The bottom line is that applications are developed using smaller releases that can be deployed any time, resulting in more manageable testing and change processes and eliminating previous downtime periods.
A PaaS Use Case
We recently tackled a use case which demonstrates just how much of a difference PaaS and the accompanying tools and development approach can make.
Several months ago, EMC’s Global Services (GS) business sought a faster way to deliver data visualization reports of customer assets through our Online Support (OLS) web application. The reports were a new OLS feature visually showing customers the status of their EMC equipment and services. The GS wanted to be able to build new workbooks and publish such visualization reports to a Tableau server without being restricted by the once-a-quarter release model long used by Online Support.
Traditionally, DVS would have had to wait three to six months to get an IT environment in which it could develop the requested application to meet GS’s more frequent reporting needs. However, the team was able to instantly provision a development environment using ECF’s prebuilt and pre-sized development spaces without having to request that IT build a specific application infrastructure.
DVS was also able to take advantage of the new methodology and tooling available with the new PaaS platform, including continuous development enabled by extensive automation of Cloud Foundry software. Since everything is automated, they could deploy smaller segments of code without the downtime that previously slowed productivity. They were no longer constrained by the quarterly release model.

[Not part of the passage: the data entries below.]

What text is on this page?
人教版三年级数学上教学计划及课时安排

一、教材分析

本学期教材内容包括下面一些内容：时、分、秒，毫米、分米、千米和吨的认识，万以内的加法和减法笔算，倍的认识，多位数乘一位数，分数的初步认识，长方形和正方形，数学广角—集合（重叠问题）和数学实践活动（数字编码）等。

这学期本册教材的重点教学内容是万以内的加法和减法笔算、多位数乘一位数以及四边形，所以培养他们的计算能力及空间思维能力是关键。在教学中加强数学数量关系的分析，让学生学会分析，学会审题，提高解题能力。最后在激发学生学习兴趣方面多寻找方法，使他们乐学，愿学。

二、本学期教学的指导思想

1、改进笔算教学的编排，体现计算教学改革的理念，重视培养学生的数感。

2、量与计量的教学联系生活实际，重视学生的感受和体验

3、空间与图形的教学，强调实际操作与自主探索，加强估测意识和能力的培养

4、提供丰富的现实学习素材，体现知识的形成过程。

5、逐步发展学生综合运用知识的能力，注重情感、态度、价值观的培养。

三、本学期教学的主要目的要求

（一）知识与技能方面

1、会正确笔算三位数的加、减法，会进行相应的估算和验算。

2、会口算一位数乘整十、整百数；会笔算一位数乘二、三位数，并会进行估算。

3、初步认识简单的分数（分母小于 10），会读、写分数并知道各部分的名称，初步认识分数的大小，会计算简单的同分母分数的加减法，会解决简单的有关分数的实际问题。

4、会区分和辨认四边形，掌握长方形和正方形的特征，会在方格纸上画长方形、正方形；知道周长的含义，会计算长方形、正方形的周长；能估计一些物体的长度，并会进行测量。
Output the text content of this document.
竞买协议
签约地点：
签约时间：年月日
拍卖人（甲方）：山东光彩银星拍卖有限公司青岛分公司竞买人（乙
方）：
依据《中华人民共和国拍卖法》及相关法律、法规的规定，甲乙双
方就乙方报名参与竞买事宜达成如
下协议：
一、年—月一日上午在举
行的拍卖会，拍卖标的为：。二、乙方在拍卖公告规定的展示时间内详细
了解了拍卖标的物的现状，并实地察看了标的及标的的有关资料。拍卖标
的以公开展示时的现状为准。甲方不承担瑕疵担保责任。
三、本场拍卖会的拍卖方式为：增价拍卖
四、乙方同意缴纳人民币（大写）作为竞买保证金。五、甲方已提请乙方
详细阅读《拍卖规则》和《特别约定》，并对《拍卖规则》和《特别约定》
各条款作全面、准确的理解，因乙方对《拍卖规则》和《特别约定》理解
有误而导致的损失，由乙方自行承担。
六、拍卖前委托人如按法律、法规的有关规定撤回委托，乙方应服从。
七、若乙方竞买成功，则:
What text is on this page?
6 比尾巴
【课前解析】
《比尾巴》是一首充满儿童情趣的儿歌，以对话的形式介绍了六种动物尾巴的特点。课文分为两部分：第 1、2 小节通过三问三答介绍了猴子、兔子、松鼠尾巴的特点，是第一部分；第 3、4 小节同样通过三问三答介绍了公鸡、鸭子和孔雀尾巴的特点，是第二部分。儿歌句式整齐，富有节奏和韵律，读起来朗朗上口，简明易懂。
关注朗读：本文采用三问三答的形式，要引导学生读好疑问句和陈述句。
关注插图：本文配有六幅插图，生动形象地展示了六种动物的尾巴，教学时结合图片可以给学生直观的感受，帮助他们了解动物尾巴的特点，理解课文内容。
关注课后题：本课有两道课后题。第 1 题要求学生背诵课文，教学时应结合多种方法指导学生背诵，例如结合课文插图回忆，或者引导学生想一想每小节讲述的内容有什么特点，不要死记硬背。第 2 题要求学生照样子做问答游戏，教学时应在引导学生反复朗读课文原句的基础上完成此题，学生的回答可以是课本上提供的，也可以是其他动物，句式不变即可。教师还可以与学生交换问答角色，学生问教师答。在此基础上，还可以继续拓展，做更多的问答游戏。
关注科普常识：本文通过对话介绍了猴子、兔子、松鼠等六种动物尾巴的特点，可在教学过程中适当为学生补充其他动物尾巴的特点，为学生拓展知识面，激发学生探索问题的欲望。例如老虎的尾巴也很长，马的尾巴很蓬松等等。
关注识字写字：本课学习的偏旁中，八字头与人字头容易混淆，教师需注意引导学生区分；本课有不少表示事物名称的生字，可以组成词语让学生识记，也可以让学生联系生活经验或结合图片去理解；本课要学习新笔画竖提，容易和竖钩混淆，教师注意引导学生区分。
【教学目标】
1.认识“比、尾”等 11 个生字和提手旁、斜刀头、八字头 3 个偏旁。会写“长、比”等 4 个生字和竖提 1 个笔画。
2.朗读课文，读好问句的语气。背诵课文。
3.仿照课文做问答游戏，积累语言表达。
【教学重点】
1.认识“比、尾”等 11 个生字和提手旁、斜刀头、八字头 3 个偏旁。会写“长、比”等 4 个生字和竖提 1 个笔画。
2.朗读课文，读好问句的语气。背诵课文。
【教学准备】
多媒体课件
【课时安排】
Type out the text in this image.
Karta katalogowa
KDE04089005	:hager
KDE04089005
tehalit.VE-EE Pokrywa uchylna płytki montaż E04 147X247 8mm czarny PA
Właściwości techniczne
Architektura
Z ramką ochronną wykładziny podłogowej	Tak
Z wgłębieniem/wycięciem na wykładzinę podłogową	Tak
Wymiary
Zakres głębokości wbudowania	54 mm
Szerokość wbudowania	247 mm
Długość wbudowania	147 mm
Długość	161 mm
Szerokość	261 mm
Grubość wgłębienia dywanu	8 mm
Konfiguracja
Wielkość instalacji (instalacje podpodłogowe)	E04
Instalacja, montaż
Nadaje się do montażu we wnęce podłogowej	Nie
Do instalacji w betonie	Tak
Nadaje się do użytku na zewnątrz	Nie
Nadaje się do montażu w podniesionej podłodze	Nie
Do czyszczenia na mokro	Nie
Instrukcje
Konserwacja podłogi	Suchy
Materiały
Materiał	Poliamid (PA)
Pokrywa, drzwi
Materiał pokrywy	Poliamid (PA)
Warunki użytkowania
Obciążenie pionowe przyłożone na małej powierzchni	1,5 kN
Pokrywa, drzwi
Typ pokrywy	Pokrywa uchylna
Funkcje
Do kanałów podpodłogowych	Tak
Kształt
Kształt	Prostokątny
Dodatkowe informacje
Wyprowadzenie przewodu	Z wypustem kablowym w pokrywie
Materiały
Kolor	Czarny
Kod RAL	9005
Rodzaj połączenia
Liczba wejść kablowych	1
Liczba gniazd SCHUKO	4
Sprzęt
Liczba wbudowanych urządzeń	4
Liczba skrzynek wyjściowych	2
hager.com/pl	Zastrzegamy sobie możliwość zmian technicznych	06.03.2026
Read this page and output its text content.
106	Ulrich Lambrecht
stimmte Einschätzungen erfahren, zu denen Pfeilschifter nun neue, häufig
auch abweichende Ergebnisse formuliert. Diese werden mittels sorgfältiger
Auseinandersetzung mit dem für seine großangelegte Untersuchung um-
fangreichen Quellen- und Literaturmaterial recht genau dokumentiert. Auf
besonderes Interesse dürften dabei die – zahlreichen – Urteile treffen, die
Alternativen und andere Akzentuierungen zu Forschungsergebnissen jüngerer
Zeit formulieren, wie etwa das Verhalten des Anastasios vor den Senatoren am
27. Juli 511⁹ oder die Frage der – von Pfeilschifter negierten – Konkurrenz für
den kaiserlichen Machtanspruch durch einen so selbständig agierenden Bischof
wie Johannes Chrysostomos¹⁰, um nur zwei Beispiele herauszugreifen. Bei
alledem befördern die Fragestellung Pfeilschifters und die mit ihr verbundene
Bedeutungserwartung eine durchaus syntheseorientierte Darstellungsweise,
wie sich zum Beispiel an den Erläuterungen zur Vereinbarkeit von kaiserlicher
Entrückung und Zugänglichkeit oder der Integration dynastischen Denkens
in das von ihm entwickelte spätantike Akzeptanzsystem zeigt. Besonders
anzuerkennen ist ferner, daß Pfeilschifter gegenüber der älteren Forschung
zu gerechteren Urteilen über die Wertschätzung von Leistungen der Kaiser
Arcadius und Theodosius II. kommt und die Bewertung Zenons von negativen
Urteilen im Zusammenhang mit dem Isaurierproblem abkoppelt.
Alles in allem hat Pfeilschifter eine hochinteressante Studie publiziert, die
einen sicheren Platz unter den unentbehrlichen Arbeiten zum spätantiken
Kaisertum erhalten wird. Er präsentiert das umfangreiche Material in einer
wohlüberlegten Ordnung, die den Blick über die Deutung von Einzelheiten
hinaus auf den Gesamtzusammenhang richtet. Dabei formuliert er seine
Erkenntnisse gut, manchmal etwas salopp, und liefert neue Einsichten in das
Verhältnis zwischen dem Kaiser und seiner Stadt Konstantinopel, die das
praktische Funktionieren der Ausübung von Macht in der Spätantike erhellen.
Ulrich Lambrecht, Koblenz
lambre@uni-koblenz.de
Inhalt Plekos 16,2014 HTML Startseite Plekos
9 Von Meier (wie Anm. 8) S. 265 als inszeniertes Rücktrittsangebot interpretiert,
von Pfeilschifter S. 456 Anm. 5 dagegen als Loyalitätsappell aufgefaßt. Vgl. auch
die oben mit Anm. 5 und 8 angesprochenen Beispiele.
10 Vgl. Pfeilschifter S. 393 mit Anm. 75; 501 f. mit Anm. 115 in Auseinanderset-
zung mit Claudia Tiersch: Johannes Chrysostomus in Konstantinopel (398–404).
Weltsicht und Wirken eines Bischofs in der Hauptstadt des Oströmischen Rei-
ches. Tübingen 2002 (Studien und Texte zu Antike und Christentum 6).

Finally, the team used both Scrum and Dev-Ops processes to maximize PaaS. Scrum was adapted to the maximum extent possible with one hundred percent dedication of resources and with team members empowered to make decisions. In accordance with Scrum, the team of five developed the application in shorter batches, or sprints, that could more easily respond to needs and changes from the business customer.
Dev-ops culture focuses on collective responsibility, automation and handoff elimination. By adopting the Dev-Ops culture for the project, the team eliminated dependencies on external teams and automated as many repeatable actions as possible. The developers worked with the operators, in this case data base administrators, to come up with a design to reduce the amount of data base changes, thereby eliminating handoffs.
By combining all of these pieces together, DVS was able to deliver a customer reporting application to Global Services for its customers within four months, a substantial improvement over previous methods.